The draft document was adopted hastily, without amendments and without taking into account sesvere criticism from the legal community. “Maybe the deputies think they’ll never end up behind bars?” – sighed one of the lawyers defending a former people’s deputy who is still in jail.

The bill has been called one of the trickiest (though there have been more and more such documents lately). What is the trick? It is “wrapped in a pretty wrapper”: in its first few lines it solves an old sore point about allowing representatives of the European Court of Human Rights and human rights protection bodies to enter prisons and provide legal assistance to convicts with regard to their intent to appeal to the European Court of Human Rights.

Until now, they have had no access to prisons. Now, finally, they will have. By the way, it has been clarified that these visits may be of up to four hours duration and without any limitation to their number.

One can only applaud the innovation. But then comes the text that literally made most lawyers’ legs give way. I quote: “Lawyers or other specified persons entitled to provide legal assistance are prohibited from taking technical means of communication, as well as technical means (devices) that allow filming, audio and video recording onto the territory of the penitentiary institution.”

It should be noted that many high-profile stories of torture were made public thanks to lawyers. They would go to meetings with their clients in penal colonies and film them (usually with a phone). It was clear from the photos what a person had turned into. For example, the lawyer would find out that the prisoner had lost a lot of weight, that his face or legs were all bruised and bruised, and that he looked generally in a very bad way. The lawyer could attach all these pictures to his requests to various authorities, and when nothing worked, they could be made public through the media or social media.

“The few convicts who continue to be visited by their lawyers after their sentences can give signals that all is not well,” said Maria Eismont, lawyer and a prize-winner of the Moscow Helsinki Group. I used my phone to record skin rashes and other visible manifestations of illness, then showed the photos and videos to doctors on the outside so that they could give advice (including which specialist was needed for treatment).

I once recorded the story of a convict on video.  He demonstrated the three postures that he was forced to adopt over 24 hours.  Any change from these positions to a relaxed one aroused the anger of the prison staff and won him a subsequent beating.

So why have lawyers been stripped of the few tools that they had?

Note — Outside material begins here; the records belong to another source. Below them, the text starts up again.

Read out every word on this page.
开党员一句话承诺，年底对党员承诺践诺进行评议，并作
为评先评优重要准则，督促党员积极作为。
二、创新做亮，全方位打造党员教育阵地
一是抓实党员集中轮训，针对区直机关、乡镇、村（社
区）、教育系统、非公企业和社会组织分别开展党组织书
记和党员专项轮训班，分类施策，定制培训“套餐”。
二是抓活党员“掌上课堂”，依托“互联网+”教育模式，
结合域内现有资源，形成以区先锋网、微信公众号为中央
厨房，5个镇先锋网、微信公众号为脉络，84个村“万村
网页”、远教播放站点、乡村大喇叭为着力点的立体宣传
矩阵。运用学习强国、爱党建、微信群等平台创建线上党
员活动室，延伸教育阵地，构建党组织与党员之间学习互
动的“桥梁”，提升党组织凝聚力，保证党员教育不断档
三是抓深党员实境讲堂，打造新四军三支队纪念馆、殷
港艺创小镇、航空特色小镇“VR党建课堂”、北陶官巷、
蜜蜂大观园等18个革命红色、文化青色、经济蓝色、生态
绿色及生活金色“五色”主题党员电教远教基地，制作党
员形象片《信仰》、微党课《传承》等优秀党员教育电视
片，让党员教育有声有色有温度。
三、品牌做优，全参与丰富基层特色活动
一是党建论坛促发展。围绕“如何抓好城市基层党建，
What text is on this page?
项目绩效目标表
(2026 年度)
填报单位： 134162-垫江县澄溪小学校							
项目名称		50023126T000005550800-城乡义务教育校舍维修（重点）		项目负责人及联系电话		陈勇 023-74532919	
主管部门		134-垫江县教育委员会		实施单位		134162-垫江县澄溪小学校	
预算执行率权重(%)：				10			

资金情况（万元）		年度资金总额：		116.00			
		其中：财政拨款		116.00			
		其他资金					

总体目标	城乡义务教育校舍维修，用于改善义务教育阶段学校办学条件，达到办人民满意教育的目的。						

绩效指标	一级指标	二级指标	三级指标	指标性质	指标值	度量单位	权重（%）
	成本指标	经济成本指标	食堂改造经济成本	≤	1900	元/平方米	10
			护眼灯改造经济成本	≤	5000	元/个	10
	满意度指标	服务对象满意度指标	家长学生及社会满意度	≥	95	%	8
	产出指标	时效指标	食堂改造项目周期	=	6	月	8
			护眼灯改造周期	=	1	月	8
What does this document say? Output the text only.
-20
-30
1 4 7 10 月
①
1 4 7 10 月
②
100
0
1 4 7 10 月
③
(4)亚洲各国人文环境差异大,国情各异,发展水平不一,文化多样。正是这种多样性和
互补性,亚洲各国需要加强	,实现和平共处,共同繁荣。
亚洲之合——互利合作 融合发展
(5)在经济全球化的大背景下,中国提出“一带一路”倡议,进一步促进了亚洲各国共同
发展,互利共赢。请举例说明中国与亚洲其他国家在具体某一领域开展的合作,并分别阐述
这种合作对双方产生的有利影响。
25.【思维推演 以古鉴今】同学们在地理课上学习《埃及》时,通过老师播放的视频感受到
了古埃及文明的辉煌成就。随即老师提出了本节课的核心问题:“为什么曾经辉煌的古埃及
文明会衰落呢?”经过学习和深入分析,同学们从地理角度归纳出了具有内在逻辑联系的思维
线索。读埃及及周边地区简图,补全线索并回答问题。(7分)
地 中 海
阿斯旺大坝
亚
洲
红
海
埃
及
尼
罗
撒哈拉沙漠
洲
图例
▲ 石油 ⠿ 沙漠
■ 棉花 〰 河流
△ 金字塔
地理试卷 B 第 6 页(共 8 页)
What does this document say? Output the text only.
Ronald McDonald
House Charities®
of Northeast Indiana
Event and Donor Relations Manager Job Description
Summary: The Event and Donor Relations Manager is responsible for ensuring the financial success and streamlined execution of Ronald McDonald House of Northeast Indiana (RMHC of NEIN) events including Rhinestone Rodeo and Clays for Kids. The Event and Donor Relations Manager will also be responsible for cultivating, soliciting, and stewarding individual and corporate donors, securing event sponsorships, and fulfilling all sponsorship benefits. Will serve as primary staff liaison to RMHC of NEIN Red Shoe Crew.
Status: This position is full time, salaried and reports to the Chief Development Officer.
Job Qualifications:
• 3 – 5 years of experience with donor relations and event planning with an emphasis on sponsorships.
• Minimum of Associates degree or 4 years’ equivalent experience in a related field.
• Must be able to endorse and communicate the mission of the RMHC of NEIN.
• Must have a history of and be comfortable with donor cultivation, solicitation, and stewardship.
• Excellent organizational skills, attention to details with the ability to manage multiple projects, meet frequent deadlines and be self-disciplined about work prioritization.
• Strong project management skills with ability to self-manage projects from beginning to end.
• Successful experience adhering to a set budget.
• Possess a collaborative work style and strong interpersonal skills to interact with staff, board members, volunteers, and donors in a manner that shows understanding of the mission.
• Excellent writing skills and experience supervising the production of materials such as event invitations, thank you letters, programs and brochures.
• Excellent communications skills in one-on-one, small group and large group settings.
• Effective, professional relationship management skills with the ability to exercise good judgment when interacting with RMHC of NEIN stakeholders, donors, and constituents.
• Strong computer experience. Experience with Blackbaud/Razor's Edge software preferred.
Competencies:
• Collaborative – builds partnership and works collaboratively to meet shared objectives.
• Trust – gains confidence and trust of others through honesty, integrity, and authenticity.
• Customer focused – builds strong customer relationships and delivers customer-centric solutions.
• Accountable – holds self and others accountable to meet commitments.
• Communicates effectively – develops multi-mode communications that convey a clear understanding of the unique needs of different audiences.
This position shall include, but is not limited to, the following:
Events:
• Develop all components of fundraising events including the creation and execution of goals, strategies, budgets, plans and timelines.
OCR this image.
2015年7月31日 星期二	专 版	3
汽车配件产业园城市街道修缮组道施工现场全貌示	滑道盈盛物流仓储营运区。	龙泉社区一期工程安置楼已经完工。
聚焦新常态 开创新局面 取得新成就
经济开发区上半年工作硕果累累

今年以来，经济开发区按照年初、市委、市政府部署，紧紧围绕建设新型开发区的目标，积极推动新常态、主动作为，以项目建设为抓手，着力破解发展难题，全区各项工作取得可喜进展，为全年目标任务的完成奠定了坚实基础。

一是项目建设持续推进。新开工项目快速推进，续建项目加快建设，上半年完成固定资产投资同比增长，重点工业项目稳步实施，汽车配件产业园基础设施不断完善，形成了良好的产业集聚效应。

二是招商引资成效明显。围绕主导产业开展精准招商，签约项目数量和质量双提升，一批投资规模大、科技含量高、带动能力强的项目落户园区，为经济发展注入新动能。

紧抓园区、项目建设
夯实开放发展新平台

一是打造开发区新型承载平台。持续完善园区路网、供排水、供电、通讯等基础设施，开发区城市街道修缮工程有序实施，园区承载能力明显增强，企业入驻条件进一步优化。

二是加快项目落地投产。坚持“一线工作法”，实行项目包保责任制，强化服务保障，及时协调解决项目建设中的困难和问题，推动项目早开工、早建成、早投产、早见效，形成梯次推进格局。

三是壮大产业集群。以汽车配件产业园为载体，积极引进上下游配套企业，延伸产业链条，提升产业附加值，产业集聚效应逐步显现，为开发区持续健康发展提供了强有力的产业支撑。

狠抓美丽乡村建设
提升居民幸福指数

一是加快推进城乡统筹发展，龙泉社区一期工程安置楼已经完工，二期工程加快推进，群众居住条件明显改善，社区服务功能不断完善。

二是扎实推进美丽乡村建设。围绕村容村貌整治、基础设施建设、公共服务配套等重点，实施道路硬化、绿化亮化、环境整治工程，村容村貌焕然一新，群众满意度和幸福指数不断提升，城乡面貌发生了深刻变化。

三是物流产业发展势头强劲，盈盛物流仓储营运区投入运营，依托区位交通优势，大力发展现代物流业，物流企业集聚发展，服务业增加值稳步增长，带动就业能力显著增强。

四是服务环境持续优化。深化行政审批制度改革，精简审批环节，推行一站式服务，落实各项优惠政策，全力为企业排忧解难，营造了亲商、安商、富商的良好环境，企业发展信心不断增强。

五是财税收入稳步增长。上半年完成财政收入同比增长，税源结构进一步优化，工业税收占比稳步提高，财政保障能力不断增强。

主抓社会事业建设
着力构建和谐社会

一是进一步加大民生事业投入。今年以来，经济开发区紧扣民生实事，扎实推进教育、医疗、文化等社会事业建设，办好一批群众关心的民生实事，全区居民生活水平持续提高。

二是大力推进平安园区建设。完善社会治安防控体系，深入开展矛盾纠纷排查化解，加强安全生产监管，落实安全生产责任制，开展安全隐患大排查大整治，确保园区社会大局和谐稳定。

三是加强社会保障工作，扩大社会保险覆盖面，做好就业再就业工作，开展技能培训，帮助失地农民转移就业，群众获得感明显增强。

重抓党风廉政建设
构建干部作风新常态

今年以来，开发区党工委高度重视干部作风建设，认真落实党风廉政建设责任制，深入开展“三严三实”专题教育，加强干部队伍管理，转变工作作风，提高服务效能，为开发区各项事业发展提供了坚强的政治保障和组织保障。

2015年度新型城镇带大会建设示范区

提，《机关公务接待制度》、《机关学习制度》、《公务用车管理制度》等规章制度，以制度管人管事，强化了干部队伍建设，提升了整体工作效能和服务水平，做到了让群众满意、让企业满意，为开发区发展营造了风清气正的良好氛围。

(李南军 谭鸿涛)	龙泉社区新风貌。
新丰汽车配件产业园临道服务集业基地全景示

“In my opinion, this is in order to make it impossible to establish evidence of bodily injuries, such as traces of beatings,” according to First Deputy President of the Moscow Bar Association, Deputy President of the Federal Chamber of Lawyers, member of the Moscow Helsinki Group and of the Presidential Human Rights Council, Honoured Lawyer of Russia, Genri Reznik.  “I can’t see any other explanation.  It looks like an attempt to prevent any kind public monitoring.”

In our penal system, things are not always as they should be.  There have been scandalous cases of unlawful violence.  The authors of the bill explain their initiative by claiming that, by these means, provocations are arranged.  Information is provided that is in fact false.

But excuse me, lawyers are under serious disciplinary oversight. They can be held to account and made to pay with their status.  What’s more, the presumption of untrustworthiness with regard to our brother the lawyer is obvious in this case. Bringing telephones or iPhones to someone held on remand is banned for good reason, that is, it opens the possibility of revealing information that is an investigative secret. But as regards those who have already been convicted, such a prohibition makes no sense.  What kind of secrets can there be in such a case?

The Federal Bar Association presented its assessment of the bill to the Speaker of the State Duma. This did not help in any way. No amendments at all were made in either the first or the second reading of the bill (technical amendments do not count). They say the bill is aimed at preventing convicts from sending audio and video messages.  But, as Reznik said, defence lawyers are already at risk of losing their professional status in such cases, and they fully understand this.

“Only if they were in prison themselves would our present members of parliament understand how wrong they had been,” Eismont says.  “I am surprised how confident they are they are untouchable, and that prison will never affect them.  History proves the opposite. Today, many of our former senators and members of parliament are behind bars, and every one of them says that, had they known in advance, they would not have voted in favour of bills that have worsened the lives of prisoners.